I stalked out over the pavement, throwing my arms wide to suck more mana out of his tag. The air was cool now. We were far enough from his playground that I could keep him from creating new flames as long as I kept his tag drained. But Zipperface was not out of tricks: he snarled, drew his spray can, and began drawing lines in the air in a complicated pattern.

The vast tag began to shimmer again, the lava regaining its glow, the rocks regaining their depth and falling away, one by one—but I was having none of that this time, and began sashaying to pour my own magic into the mix. I whipped off my jacket and let it flap away over the spreading chasm, exposing the unfinished wings of the dragon on my shoulders, already glowing with the mana my walk was pouring into it.
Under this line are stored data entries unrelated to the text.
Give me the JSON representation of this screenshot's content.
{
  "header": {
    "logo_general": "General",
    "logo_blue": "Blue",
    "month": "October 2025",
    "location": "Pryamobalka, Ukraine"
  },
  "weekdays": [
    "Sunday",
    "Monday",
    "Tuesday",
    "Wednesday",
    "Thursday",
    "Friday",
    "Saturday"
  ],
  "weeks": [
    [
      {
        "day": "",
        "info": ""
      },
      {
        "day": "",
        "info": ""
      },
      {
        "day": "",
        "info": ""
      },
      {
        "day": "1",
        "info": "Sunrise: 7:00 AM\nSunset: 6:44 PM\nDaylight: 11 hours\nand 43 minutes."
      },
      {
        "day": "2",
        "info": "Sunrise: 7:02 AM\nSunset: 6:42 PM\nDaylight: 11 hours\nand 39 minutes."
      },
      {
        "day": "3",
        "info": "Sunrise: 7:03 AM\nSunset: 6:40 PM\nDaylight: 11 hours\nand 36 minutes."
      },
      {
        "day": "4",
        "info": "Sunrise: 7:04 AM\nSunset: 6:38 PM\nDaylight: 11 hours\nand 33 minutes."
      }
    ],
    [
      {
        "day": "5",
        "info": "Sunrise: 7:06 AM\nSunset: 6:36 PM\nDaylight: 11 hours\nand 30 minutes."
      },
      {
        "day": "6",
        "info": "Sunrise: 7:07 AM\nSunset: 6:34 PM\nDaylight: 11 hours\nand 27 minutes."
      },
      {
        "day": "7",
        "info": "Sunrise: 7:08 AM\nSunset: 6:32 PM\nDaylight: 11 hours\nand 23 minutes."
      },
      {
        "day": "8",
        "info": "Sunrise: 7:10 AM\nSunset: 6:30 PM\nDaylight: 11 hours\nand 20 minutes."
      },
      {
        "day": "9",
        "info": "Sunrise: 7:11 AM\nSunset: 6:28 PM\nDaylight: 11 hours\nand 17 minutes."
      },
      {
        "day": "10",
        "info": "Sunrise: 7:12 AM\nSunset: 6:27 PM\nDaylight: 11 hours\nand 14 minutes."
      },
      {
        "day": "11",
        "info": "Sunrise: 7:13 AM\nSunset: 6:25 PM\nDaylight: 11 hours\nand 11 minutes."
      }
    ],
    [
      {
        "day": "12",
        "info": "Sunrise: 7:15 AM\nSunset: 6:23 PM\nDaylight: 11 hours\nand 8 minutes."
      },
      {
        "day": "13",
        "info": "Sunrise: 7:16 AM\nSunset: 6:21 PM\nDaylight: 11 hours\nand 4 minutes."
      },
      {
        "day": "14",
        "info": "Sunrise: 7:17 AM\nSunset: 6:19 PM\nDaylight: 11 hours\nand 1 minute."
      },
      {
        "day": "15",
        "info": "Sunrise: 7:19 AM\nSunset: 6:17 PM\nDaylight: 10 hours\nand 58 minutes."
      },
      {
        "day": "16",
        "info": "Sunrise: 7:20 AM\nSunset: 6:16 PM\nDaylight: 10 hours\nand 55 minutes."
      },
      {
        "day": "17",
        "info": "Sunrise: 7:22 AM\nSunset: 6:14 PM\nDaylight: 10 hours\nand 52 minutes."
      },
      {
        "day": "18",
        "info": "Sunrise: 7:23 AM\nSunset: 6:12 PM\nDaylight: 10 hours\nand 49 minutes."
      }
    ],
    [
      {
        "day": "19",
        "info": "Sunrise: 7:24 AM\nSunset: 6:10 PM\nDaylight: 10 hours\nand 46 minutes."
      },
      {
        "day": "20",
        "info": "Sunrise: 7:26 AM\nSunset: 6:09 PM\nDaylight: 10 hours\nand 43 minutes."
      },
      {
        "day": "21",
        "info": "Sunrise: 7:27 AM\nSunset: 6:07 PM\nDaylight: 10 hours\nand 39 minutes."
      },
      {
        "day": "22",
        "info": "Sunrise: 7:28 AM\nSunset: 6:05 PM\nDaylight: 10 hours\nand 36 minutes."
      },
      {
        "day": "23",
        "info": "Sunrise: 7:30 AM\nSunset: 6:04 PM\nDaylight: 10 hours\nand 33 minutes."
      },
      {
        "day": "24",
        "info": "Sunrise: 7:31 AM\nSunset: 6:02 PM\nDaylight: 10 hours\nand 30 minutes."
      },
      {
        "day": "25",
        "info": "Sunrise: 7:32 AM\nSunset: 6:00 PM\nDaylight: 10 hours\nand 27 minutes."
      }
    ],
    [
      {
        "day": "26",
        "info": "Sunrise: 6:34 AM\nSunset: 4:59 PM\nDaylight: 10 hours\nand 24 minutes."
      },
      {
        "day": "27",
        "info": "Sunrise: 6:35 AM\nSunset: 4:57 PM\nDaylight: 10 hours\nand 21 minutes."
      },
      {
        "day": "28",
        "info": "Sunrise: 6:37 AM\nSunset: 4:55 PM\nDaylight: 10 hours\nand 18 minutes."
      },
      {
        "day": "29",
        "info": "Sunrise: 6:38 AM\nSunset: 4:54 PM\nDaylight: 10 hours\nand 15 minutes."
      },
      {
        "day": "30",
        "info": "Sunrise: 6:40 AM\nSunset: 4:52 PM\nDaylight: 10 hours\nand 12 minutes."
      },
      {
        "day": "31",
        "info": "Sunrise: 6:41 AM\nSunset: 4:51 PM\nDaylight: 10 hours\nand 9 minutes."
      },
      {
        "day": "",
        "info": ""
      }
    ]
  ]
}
Unfinished as it was, it couldn’t defend me—but it could still help me kick this freak’s ass.


Spirit of air,
” I murmured, “
give me wings.

Twin wings erupted from my shoulder blades just as the last rocks fell away beneath my feet, leaving me floating forward over the vast gulf like a glowing angel. This was beyond even my power, but the surge of mana rippling off the pavement buoyed me up. The more Zipperface fed magic into the chasm, the higher I flew—and the closer I got.

Zipperface’s white gleaming eyes were fixed on me, and I stared straight back at him. I saw his logic now: he was a
projectia
, an image created by a magician operating somewhere else. Normally that figure replicated the image of the caster as closely as possible, but this figure was inspired by graffiti’s love of distorting an image into a cartoonish parody.